The word “serendipity” was first used in 1754 by Horace Walpole in a letter wherein he remarked on “making discoveries, by accident or sagacity, of things that they were not in quest of”. In family history it applies when the researcher finds useful information that they were not intentionally looking for. This is a tale of one such instance.
The Eccles Family and Preston
Some years ago, while in pursuit of a particular family by the surname of Eccles, I spent a few days doing research in the Lancashire County Record Office as the family were from the Preston area. However, Eccles is a very common surname in Lancashire and the family I was researching only ever used one first name per person, so no helpful second or middle name and always a common name such as John and Jane. It was proving to be very difficult as there were many people all with identical first names and with the surname Eccles!
After a few days I realised that my hotel was within walking distance of a church near to where my Eccles family had lived in the C.19th. So, on the penultimate day of my visit I went to have a look. It was late afternoon, the place was deserted and the church was locked. However, there were a large number of graves which I decided to look at in the vague hope of finding the name of one of my Eccles family. It seemed very rural and peaceful; leafy green trees, bird song, and very quiet as the nearby road could not be heard. A plan of the layout of the graves, if such a thing existed, would have been helpful! Time passed pleasantly.
The shadows lengthened and I realised it was nearly dark. Suddenly lights and a cosy welcoming pub seemed very important. Not wanting to be locked in I decided to exit by the nearest gate which was not the one I entered by. The path took me past some large double graves which I had not looked at. One stood out and much to my amazement, it was the grave for the family I was researching!
In the gloom I could just about make out the names of the two parents, William Eccles, 1803-1875 and his wife Jane, 1808-1886, their two eldest sons, William, 1830-1892 and John, 1831-1905. There were a number of other names, possibly other children, but it was now too dark to read so I decided to return the next day.
The Next Day
It was indeed the grave I needed to see. It gave the exact dates of death for the parents and two eldest sons and there were eight further names on the grave. Five of these names I knew to be William and Jane’s children as they were on the census with their parents, but I did not know the dates of their deaths. To find these dates would have meant buying a large number of death certificates in the hope that I would eventually hit upon the right one. The inscription gave me both their dates of death and their age, so therefore also their inferred date of birth.
There were three further names of children whom I had not previously found. One was Thomas Eccles, 1836-1840 so he had not lived long enough to get onto the 1841 census. The final two names were George Eccles, 1843-1844 and Jane Eccles, 1844-1845, both of whom were born and died between the 1841 and 1851 census. All this information was later confirmed by death certificates.

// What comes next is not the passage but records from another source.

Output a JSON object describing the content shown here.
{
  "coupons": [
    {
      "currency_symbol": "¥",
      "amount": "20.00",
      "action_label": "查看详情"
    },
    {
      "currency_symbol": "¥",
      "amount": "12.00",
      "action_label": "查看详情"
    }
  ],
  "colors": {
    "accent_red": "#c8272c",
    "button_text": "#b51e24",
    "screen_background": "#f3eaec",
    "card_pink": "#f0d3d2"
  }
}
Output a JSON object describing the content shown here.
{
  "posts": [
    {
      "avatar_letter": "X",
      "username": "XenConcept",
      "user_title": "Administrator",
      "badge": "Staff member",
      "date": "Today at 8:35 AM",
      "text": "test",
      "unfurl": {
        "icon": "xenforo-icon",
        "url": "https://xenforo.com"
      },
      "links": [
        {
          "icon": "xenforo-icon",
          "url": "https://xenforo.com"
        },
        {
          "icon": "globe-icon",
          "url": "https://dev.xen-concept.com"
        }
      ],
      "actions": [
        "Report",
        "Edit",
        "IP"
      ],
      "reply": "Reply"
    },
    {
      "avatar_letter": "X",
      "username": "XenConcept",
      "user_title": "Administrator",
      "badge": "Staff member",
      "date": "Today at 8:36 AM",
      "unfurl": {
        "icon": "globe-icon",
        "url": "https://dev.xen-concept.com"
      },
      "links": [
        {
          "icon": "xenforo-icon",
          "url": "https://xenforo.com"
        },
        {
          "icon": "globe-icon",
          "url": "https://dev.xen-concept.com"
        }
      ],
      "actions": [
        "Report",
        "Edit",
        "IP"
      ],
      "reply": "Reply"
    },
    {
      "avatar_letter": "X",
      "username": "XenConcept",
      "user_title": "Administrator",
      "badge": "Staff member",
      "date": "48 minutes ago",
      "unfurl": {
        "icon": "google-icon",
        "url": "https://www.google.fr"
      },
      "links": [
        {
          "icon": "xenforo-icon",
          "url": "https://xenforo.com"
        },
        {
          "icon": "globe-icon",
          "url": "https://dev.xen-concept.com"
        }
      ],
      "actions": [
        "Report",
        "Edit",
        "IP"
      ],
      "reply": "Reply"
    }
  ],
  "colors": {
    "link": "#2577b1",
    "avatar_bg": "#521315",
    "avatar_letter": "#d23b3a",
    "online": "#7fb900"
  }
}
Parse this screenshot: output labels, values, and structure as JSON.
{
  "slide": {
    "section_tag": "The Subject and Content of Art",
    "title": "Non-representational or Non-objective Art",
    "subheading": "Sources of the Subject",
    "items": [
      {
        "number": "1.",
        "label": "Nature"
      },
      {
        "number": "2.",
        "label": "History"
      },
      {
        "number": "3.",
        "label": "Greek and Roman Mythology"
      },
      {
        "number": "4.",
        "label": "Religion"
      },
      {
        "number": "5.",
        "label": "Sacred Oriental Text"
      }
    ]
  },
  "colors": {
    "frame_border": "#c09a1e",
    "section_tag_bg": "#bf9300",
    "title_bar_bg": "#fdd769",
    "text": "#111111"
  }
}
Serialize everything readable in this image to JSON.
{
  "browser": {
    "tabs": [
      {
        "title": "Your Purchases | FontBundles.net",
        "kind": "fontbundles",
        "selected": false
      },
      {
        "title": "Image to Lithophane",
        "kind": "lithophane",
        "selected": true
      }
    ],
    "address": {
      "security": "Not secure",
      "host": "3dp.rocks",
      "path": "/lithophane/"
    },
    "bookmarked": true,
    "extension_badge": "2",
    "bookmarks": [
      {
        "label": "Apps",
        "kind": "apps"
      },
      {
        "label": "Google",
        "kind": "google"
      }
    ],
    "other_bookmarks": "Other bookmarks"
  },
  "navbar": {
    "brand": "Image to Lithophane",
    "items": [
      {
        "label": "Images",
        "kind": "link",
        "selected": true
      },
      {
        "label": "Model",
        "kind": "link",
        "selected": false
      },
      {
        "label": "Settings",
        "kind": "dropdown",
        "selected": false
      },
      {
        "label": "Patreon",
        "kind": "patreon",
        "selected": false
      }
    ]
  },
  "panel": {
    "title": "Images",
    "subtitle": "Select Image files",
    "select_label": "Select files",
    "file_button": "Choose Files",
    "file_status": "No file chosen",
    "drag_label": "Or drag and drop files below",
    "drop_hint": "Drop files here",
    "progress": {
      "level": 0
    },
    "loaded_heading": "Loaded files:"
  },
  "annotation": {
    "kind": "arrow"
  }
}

The serendipity, or lucky chance, of staying near to this church and then walking into the churchyard without any plan allowed me to complete one family. I probably would never have found three of the ten children without seeing that grave – the ones who did not appear on the census.
Serendipity is not an approach to family history research that I would recommend. Yet, sometimes, it can turn up fantastically useful information. As family history researchers we should always be aware of the possibility of serendipity presenting just the information that we need.